Quand et comment a été créé le groupe?
Le groupe a été crée en 1975, après la rencontre tout à fait par hasard de Dan Gharibian, chanteur et guitariste et Bruno Girard, violoniste.
D’où vient le nom du groupe?
Le nom du groupe vient du mot allemand “Bratsche”, qui désigne le violon alto, et qui dans les orchestres d’Europe centrale joue le contretemps (contra).
Quels musiciens vous ont influencés?
Pour les chanteurs: Théodore Bikel (pour son oecuménisme musical), Aliocha Dimitrievitch, les Tsiganes Ivanovitch, Nicolae Gutsa…
Pour la clarinette: Giora Feidman, Dave Tarras, Benny Goodman etc…
Pour le violon: Ion Petre Stoïcan, Alexandre Titrus, Stephane Grappelli, Jo Venuti…
Pour l’accordéon: Bebe Serban, Jo Privat, Gus Viseur…
Et enfin pour la guitare: Django Reinhardt…
Et tous les Grands du jazz: Charlie Parker, John Coltraine, Monk, Archie Shepp…
Quels sont les aspects positifs et négatifs quand on est musicien en France?

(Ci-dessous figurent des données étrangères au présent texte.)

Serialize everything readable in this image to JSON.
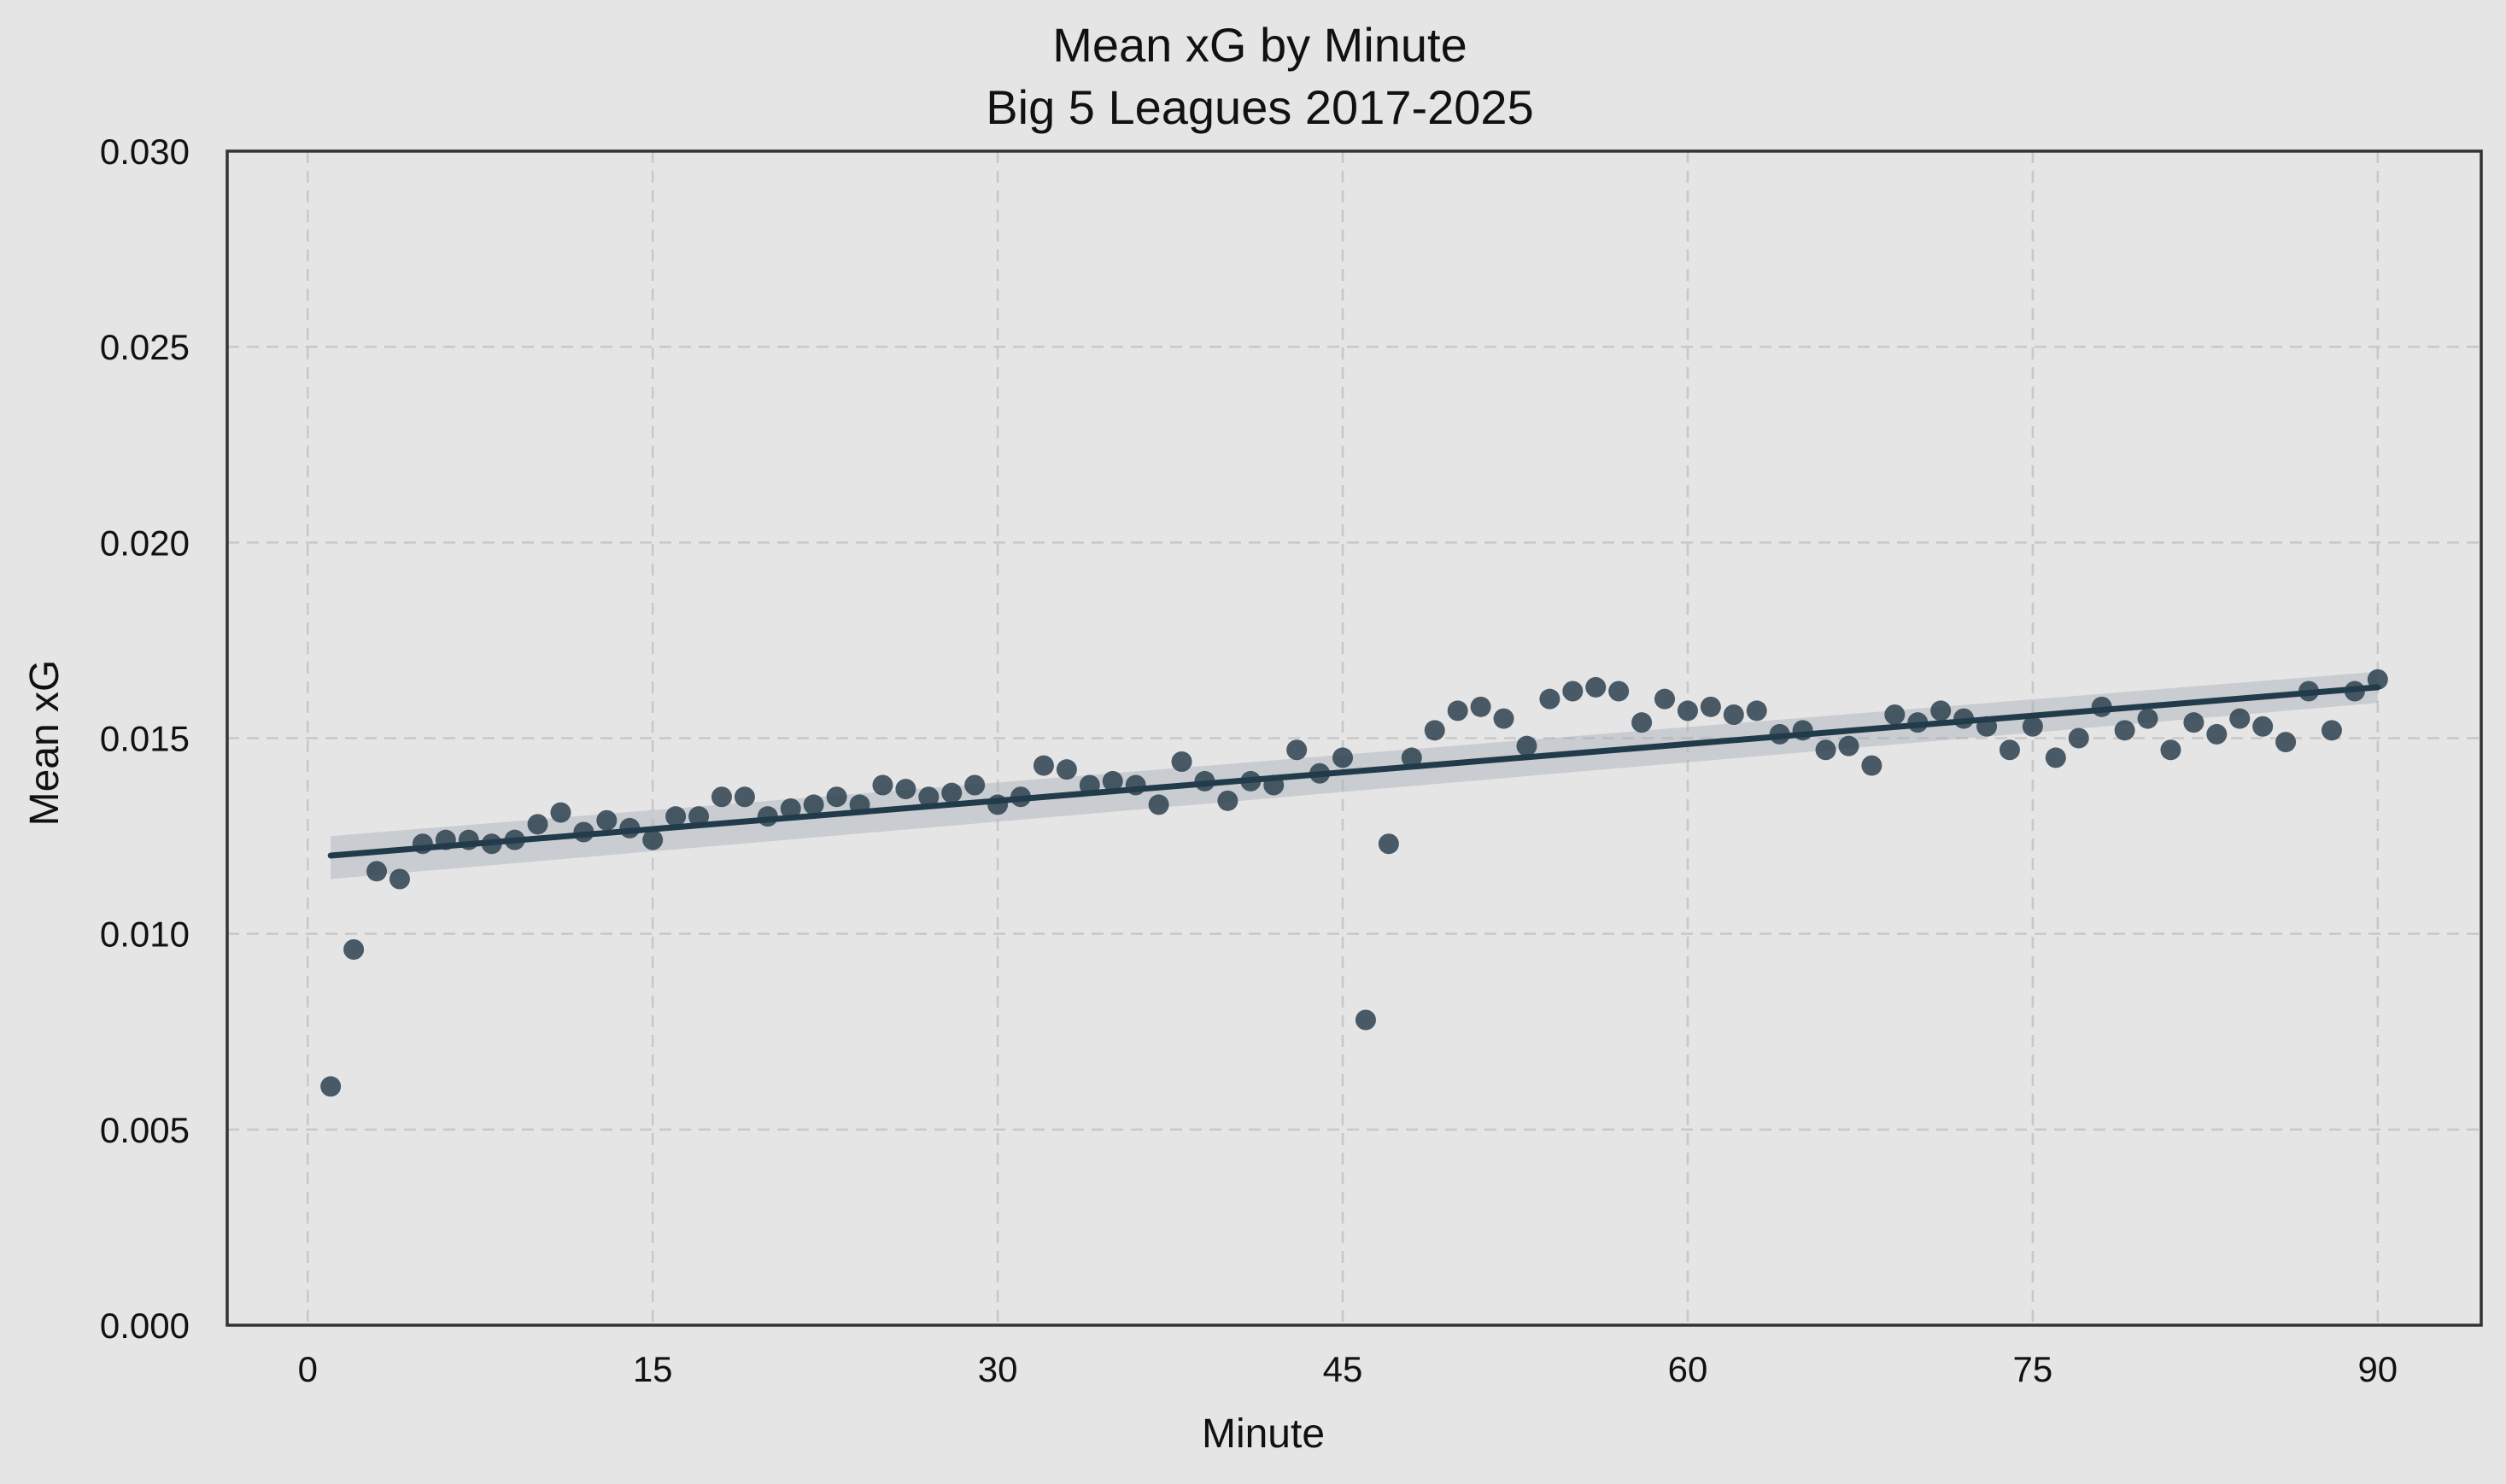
{
  "chart_data": {
    "type": "scatter",
    "title": "Mean xG by Minute",
    "subtitle": "Big 5 Leagues 2017-2025",
    "xlabel": "Minute",
    "ylabel": "Mean xG",
    "xlim": [
      -3.5,
      94.5
    ],
    "ylim": [
      0,
      0.03
    ],
    "xticks": [
      0,
      15,
      30,
      45,
      60,
      75,
      90
    ],
    "yticks": [
      0.0,
      0.005,
      0.01,
      0.015,
      0.02,
      0.025,
      0.03
    ],
    "grid": true,
    "colors": {
      "point": "#2e4150",
      "line": "#223b4b",
      "band": "#a6b0b8",
      "background": "#e5e5e5",
      "grid": "#c8c8c8"
    },
    "series": [
      {
        "name": "Mean xG",
        "x": [
          1,
          2,
          3,
          4,
          5,
          6,
          7,
          8,
          9,
          10,
          11,
          12,
          13,
          14,
          15,
          16,
          17,
          18,
          19,
          20,
          21,
          22,
          23,
          24,
          25,
          26,
          27,
          28,
          29,
          30,
          31,
          32,
          33,
          34,
          35,
          36,
          37,
          38,
          39,
          40,
          41,
          42,
          43,
          44,
          45,
          46,
          47,
          48,
          49,
          50,
          51,
          52,
          53,
          54,
          55,
          56,
          57,
          58,
          59,
          60,
          61,
          62,
          63,
          64,
          65,
          66,
          67,
          68,
          69,
          70,
          71,
          72,
          73,
          74,
          75,
          76,
          77,
          78,
          79,
          80,
          81,
          82,
          83,
          84,
          85,
          86,
          87,
          88,
          89,
          90
        ],
        "y": [
          0.0061,
          0.0096,
          0.0116,
          0.0114,
          0.0123,
          0.0124,
          0.0124,
          0.0123,
          0.0124,
          0.0128,
          0.0131,
          0.0126,
          0.0129,
          0.0127,
          0.0124,
          0.013,
          0.013,
          0.0135,
          0.0135,
          0.013,
          0.0132,
          0.0133,
          0.0135,
          0.0133,
          0.0138,
          0.0137,
          0.0135,
          0.0136,
          0.0138,
          0.0133,
          0.0135,
          0.0143,
          0.0142,
          0.0138,
          0.0139,
          0.0138,
          0.0133,
          0.0144,
          0.0139,
          0.0134,
          0.0139,
          0.0138,
          0.0147,
          0.0141,
          0.0145,
          0.0078,
          0.0123,
          0.0145,
          0.0152,
          0.0157,
          0.0158,
          0.0155,
          0.0148,
          0.016,
          0.0162,
          0.0163,
          0.0162,
          0.0154,
          0.016,
          0.0157,
          0.0158,
          0.0156,
          0.0157,
          0.0151,
          0.0152,
          0.0147,
          0.0148,
          0.0143,
          0.0156,
          0.0154,
          0.0157,
          0.0155,
          0.0153,
          0.0147,
          0.0153,
          0.0145,
          0.015,
          0.0158,
          0.0152,
          0.0155,
          0.0147,
          0.0154,
          0.0151,
          0.0155,
          0.0153,
          0.0149,
          0.0162,
          0.0152,
          0.0162,
          0.0165
        ]
      },
      {
        "name": "Linear fit",
        "type": "line",
        "x": [
          1,
          90
        ],
        "y": [
          0.012,
          0.0163
        ],
        "ci_lower": [
          0.0114,
          0.0159
        ],
        "ci_upper": [
          0.0125,
          0.0167
        ]
      }
    ]
  }
}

Les aspects positifs: la couverture sociale des musiciens par le biais du système de l’intermittence, malheureusement remis en cause actuellement.
Les aspects négatifs: le système de l’enseignement de la musique qui décourage de nombreux jeunes. A quelques exceptions près, on essaye de former des solistes et les autres sont laissés pour compte, ce qui, peu à peu, fait disparaître la pratique musicale de la vie des Français.
Quelles images avez-vous de la Finlande et des Finlandais?
Nous avons peu joué en Finlande, ce pays reste pour nous un peu mystérieux et fascinant par l’alternance des durées des cycles lumière/obscurité.
Connaissez-vous la musique finlandaise ou des artistes finlandais?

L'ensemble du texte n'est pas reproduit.